First, consider broader economic metrics
To find the markets that have the best real estate opportunities, your first step should be to look at the local economy as a whole. If there is no economic growth, it is likely that the real estate market will not flourish either. With that in mind, we’ve listed a few metrics you can use to start your search.
One of the first signs of finding an emerging market is employment growth. In particular, you should focus on questions such as the following:
- What is the current unemployment rate?
- How does the unemployment rate compare to the national average?
- Has the unemployment rate increased or decreased in recent years?
- Are there growing job opportunities in multiple sectors?
Where to find this information should be your first stop at the Bureau of Labor Statistics. They regularly publish data on civilian labor force and unemployment statistics in various metropolitan areas. However, you can also view job prospect reports for the specific area you want to invest in.
growth of population
When an economy is doing well, the population usually grows steadily. In a broader sense, a growing population will increase the demand for housing and ultimately strengthen the market over time. With that in mind, you can visit the US Census Bureau website for year-over-year population growth data.
However, when you look at the data, it is important to know what is in it. For example, many population estimates include births as well, which won’t help you very much if all you’re looking for is those who are able to rent an investment property.
For that purpose, net migration would be a better number. As the name suggests, net migration studies the number of people moving into the area from other locations, which may give you a more accurate picture of an emerging trend.
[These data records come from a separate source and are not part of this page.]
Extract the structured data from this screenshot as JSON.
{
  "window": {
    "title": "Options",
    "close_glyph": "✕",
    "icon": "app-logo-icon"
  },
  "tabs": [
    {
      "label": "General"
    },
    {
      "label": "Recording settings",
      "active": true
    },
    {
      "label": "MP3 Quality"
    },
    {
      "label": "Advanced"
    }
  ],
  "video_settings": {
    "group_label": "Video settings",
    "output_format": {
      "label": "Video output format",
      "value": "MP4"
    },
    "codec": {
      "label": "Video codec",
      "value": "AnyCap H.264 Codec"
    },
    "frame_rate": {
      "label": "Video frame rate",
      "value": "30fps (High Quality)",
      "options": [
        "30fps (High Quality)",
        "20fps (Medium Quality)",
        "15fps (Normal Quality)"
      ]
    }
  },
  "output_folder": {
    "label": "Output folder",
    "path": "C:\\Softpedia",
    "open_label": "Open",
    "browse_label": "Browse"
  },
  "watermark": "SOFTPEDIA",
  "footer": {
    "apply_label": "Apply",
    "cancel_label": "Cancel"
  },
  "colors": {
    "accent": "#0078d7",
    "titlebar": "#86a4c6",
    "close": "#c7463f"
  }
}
Then take a closer look at the specific housing metrics
Once you’ve identified a few emerging economies, the next step is to take a closer look at the real estate market as a whole. The truth is, there are many different metrics that you can use to get a sense of how the real estate market is doing. We have put together some important key figures for your considerations. Take a minute to get a better idea of which markets offer the most investment opportunities.
New building numbers
Many real estate gurus would say that there is no better indicator of a healthy housing market than new construction. In some ways they are right. In an emerging market, it can seem like construction is going on around every corner and in nearly every asset class. To this end, the Census Bureau fortunately conducts a monthly and annual survey of building permits, which can be filtered by metropolitan areas.
Next, it’s important to look at existing home sales. Along with the new construction, home sales should increase if a particular market is to explode. In this case, your best bet is to contact the National Association of Realtors (NAR) for data. They provide data on existing home sales on a national level, as well as a variety of local market reports that can be very insightful in your search for the hottest property markets.
When rental property prices rise, this is another indicator of high demand. With this in mind, you should look for metropolitan areas where rents have increased in recent years. Zillow’s Observed Rental Index is an excellent tool for this. You have access to rental data that goes back to 2014 and you can filter the data by postcode for even more targeted searches.
Days in the market
The last metric you want to see is days in the market. As the name suggests, the days in the market show you how long the average property will stay in the market before receiving an offer. As you can probably guess, the lower the market days, the more likely the property market will grow. You can use Realtor.com’s research tool to find this data for almost all major metropolitan areas.
A note on finding the right neighborhood
While the above metrics should be enough to identify broader areas for real estate investing, you also need to focus on specific neighborhoods before looking at yourself investment property.
To do this, you need to look at even more detailed data, including school district data and crime rates. Our guide on this topic has nine factors that will help you identify the specific neighborhoods that may be a good fit for your investment strategy.
The final result
The ability to identify emerging markets is one of the great skills in real estate investing. While there are many investing software programs out there that claim to sift through the data that is important to you, the truth is that knowing how to carry out the process yourself is important. This is the only way to know that your assessment is really correct.
With that in mind, use the metric above to get a feel for whether a particular market is right for real estate investment. While combing through all of the data can take some time, the effort is probably worth it. Knowing this, you should have a much clearer idea of where to find your next investment opportunity.